Will Thomas - May 10, 2013

Thanks Thony and Michaels,

Michael B., I think you’re right to concentrate on the “collective” aspect of science in attempting to account for antipathy to celebratory narratives, because celebration is tautologically confined to the celebrators, thus excluding wider communities by definition. That said, while studying “boundaries” is a historiographical preference—precisely, I think because it avoids privileging a particular perspective—there is no rule saying that the practices, ideas, and skills of a particular community should not ever be studied in isolation.

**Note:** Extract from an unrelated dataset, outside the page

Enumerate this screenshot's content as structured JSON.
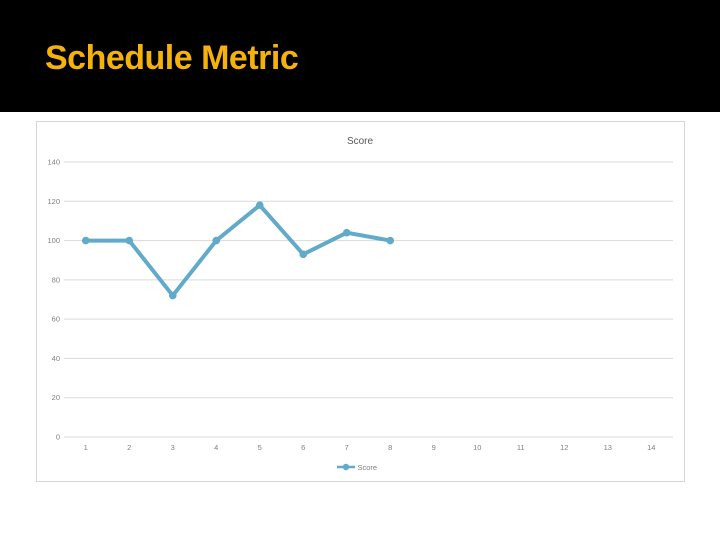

In my “Strategies of Detection” paper, I dissect experimental practice into a handful of particular strategies that experimenters use. The skill aspect comes in when a particular scientist chooses a set of strategies for working with a particular instrument to perform a particular task. The degree to which these skills will be accepted/appreciated by others is apt to vary across an inhomogeneous audience, which historians can chart if it seems worthwhile (say, in the case of a particularly consequential experiment). However, historians may also use their own standards to evaluate an experimenter’s skill in selecting strategies, which may have nevertheless resulted in an incorrect result, or were not really celebrated at the time (as I argue with respect to Blackett and Occhialini’s identification of the prevalence of positrons in the cosmic radiation).

I don’t tend to treat these strategies as discrete techniques to be invented by a particular heroic individual (like, say, PCR from Paul Rabinow’s well-known study). Rather, techniques may grow in importance and sophistication through time from unremarkable beginnings. In the case of decay mode analysis, Powell certainly didn’t invent the idea (a decay mode of the muon/mesotron had been identified in a photo before the war), nor did he intentionally use it in identifying the pion (or, more precisely, the mass difference between the primary and secondary mesons in a spontaneous decay). However, it was in the wake of his group’s detection of the pion that decay mode analysis became a prominent strategy in particle detection.

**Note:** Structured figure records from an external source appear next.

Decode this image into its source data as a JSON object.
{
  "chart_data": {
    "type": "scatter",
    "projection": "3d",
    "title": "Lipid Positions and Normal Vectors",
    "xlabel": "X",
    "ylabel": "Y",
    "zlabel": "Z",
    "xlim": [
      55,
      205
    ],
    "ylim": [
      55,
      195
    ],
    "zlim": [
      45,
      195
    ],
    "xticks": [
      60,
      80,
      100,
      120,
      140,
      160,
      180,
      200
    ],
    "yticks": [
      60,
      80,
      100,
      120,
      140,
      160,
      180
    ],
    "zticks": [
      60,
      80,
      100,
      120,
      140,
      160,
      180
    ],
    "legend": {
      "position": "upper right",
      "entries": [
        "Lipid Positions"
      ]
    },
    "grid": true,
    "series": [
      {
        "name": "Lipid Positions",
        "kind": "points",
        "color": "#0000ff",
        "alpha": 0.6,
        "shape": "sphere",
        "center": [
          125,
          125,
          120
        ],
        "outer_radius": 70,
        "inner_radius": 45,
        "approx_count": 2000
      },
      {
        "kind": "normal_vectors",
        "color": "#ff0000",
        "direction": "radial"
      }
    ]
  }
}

So, what I’m saying, I guess, is that we don’t need to suppose a whig narrative or a heroic contribution by identifying skillful experimentation, but we do need to recognize that we are, of course, confining the definition of skill to the perspective of what Harry Collins would call a “core set”.

3. Michael Weiss - May 10, 2013

“…isn’t it the *job* of professional historians to problematize celebratory narratives?”

I think I detect a satiric edge, but I’m wondering — is this really the standard viewpoint among modern science historians? This strikes me as nearly as tendentious as the old cheerleading approach.

Or maybe ‘problematize’ doesn’t mean what I think it does.

“…a very good experimenter, it seems to me, will develop a good sense of understanding what sorts of things need to be measured to make useful contributions to a body of knowledge, what sorts of things can be measured to a useful degree of precision, and then being aware of and being able to marshal various available experimental resources to those ends.”

Nice description. With small modifications, it also describes a good theorist, or mathematician, or (for that matter) statesman.

Will Thomas - May 10, 2013

It is a bit satirical, but only a bit. I think historians would take “problematize” not to mean “invalidate” so much as it would mean “complicate” or “make to seem less inevitable”. In principle, this involves coming to a more thorough understanding of the factors leading to the acceptance of a particular point of view. Again in principle, then, a problematized narrative can lead to stronger understanding of historical actors’ accomplishments.

That said, problematized narratives often exist in tension with, or as a “corrective” to some baseline celebratory narrative, and therefore tend not to be celebratory themselves. Thus, while, in principle, a problematized narrative can lead to an epistemologically richer account, it usually involves highlighting a “social” component: the tacitly accepted idea, the trusted instrument, the rhetorical skill of scientists in their besting of opponents.